Dari penelusuran Tempo, ada banyak akun, khususnya di Twitter, mengunggah video rekaman adegan intim yang diklaim diperagakan remaja Indonesia. Ini sesuai dengan data SAFEnet yang mencatat korban penyebaran video nonkonsesual didominasi kelompok usia muda. “Usia remaja memang kelompok yang paling rentan dieksploitasi karena mudah diiming-imingi sesuatu,” kata Ellen.
Di berbagai platform media sosial itu pula para pelaku mencari mangsa. Menurut Semenjani, admin di akun alter base Twitter (akun yang menampilkan sisi lain pengguna dan kerap menyembunyikan identitas asli), seorang temannya pernah menjadi korban pemerasan seksual dengan memanfaatkan rekaman video intim atau sextortion baru-baru ini. Keduanya berkenalan di media sosial, lalu berjumpa di dunia nyata.
Hubungan keduanya makin intim. Sang pria diam-diam merekam adegan mesra mereka. Ia menggunakan video itu agar korban selalu menuruti kemauannya. Jika tidak dituruti, ia mengancam menyebarkan video tersebut. “Pelaku kerap meminta korban membelikan sesuatu,” ucap Semenjani.
Perempuan 21 tahun asal Jawa Tengah ini mengakui akun alter base sering menjadi awal terjadinya kekerasan seksual. Sejumlah remaja disebut kerap memanfaatkan akun alter untuk mencari kenalan baru di media sosial.

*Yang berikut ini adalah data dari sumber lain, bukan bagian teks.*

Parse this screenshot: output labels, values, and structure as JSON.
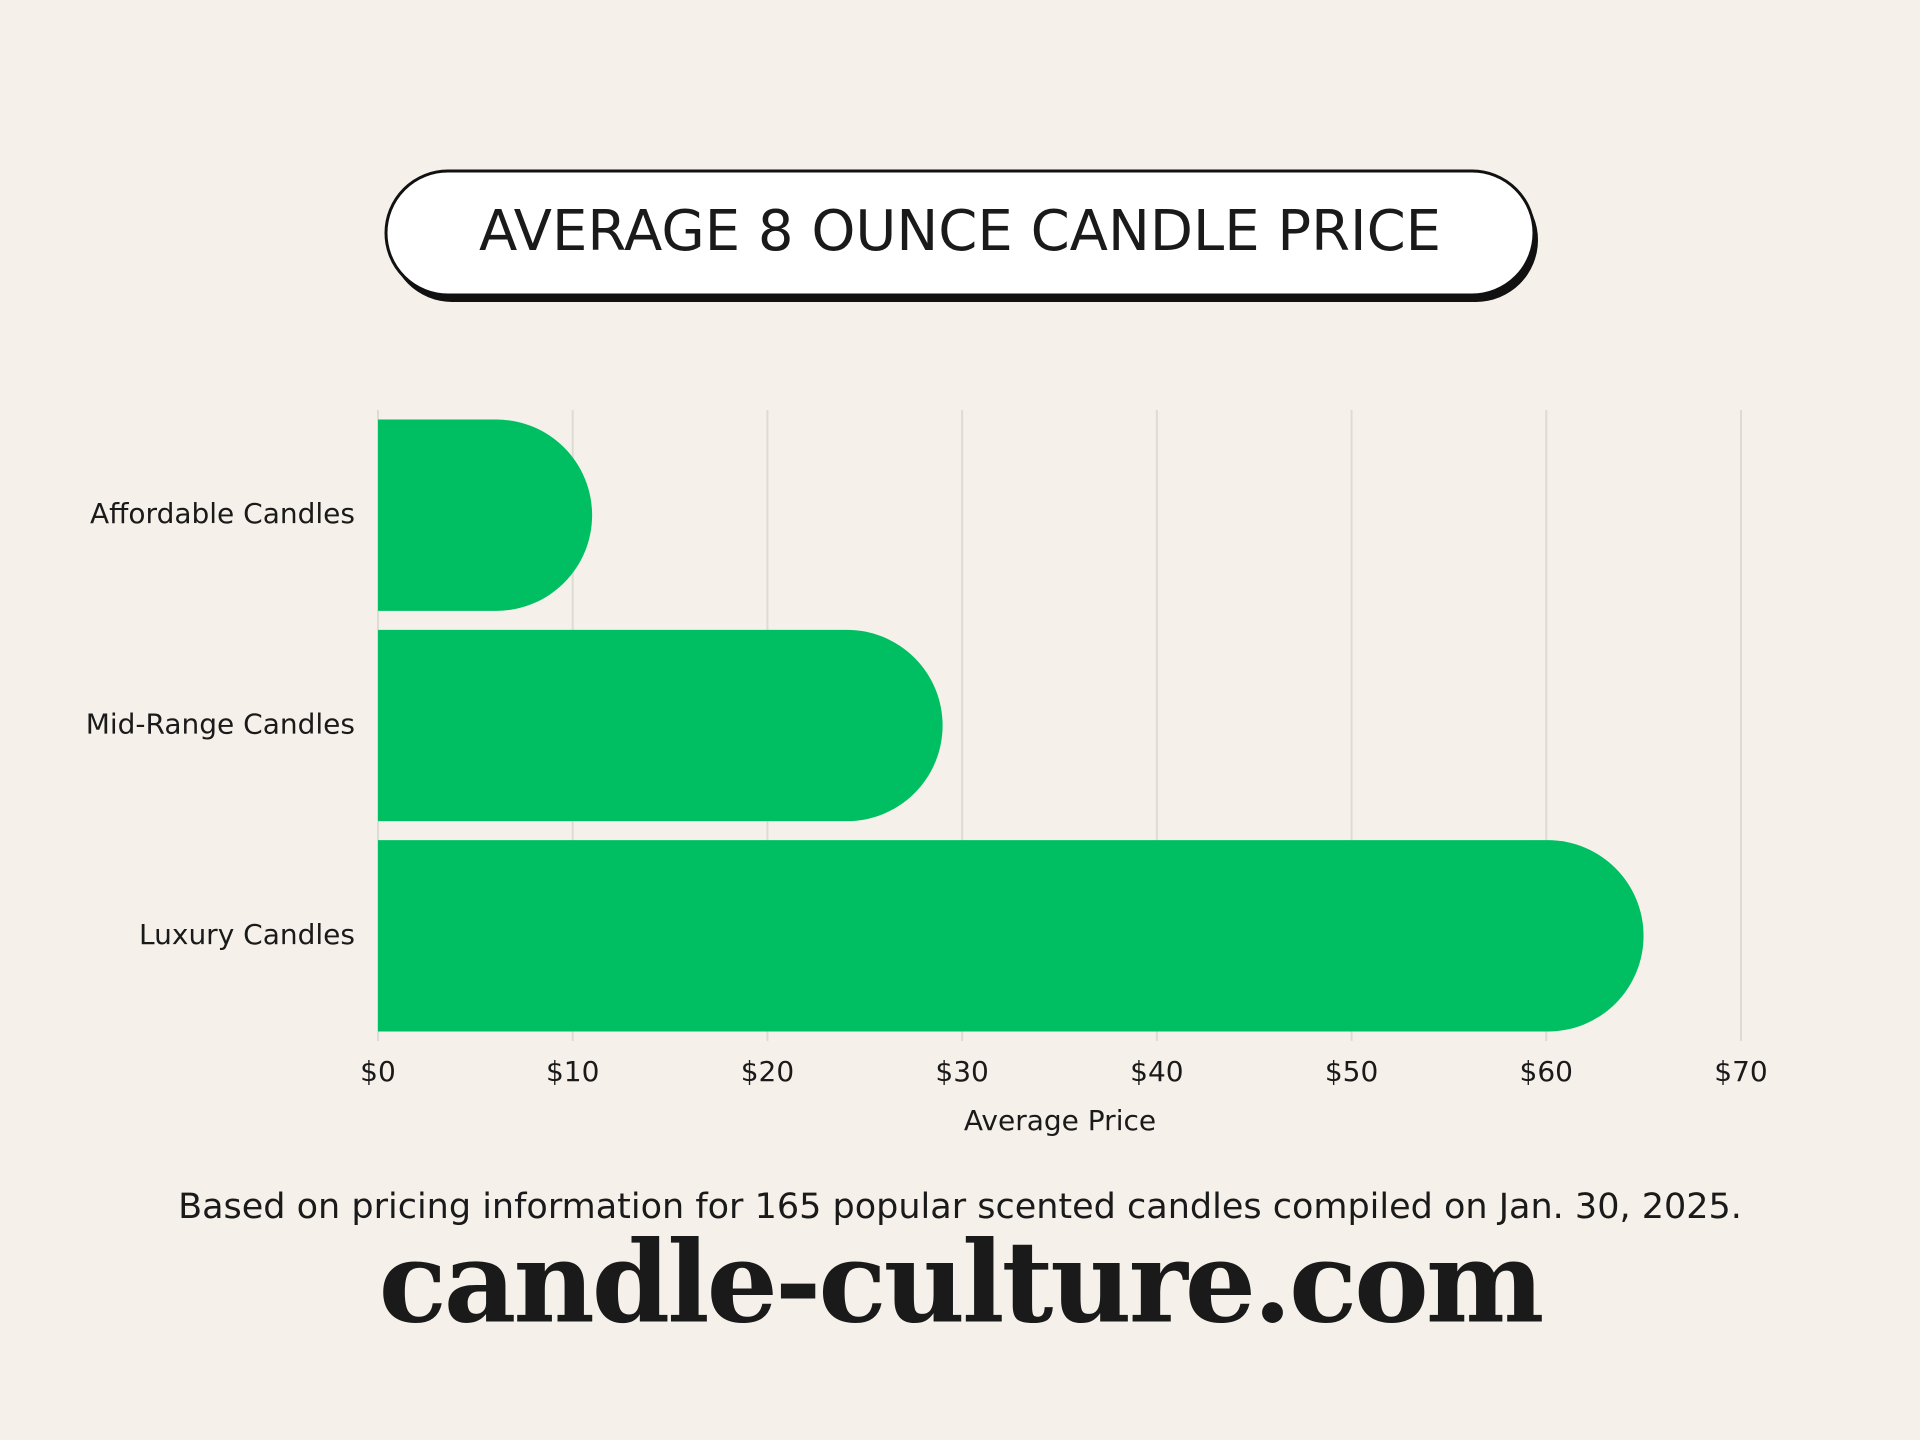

Akun ini “memfasilitasi” anak-anak muda yang mencari teman bercerita, pasangan, hingga partner aktivitas seksual. Mereka menggunakan akun anonim untuk menyembunyikan identitas asli. Usia mereka berkisar 19-25 tahun. “Tapi ada juga yang berumur 15-16 tahun,” kata Semenjani.
Twitter menjadi media sosial favorit akun-akun ini. Dari pantauan Tempo, ada puluhan akun alter aktif hingga kini. Tiap akun diikuti ribuan hingga puluhan ribu akun anonim. “Dunia alter dimanfaatkan untuk melampiaskan sensualitas yang tidak bisa disampaikan lewat akun dengan identitas asli di media sosial,” tutur seorang pengelola akun alter base lain yang menolak identitasnya disebutkan.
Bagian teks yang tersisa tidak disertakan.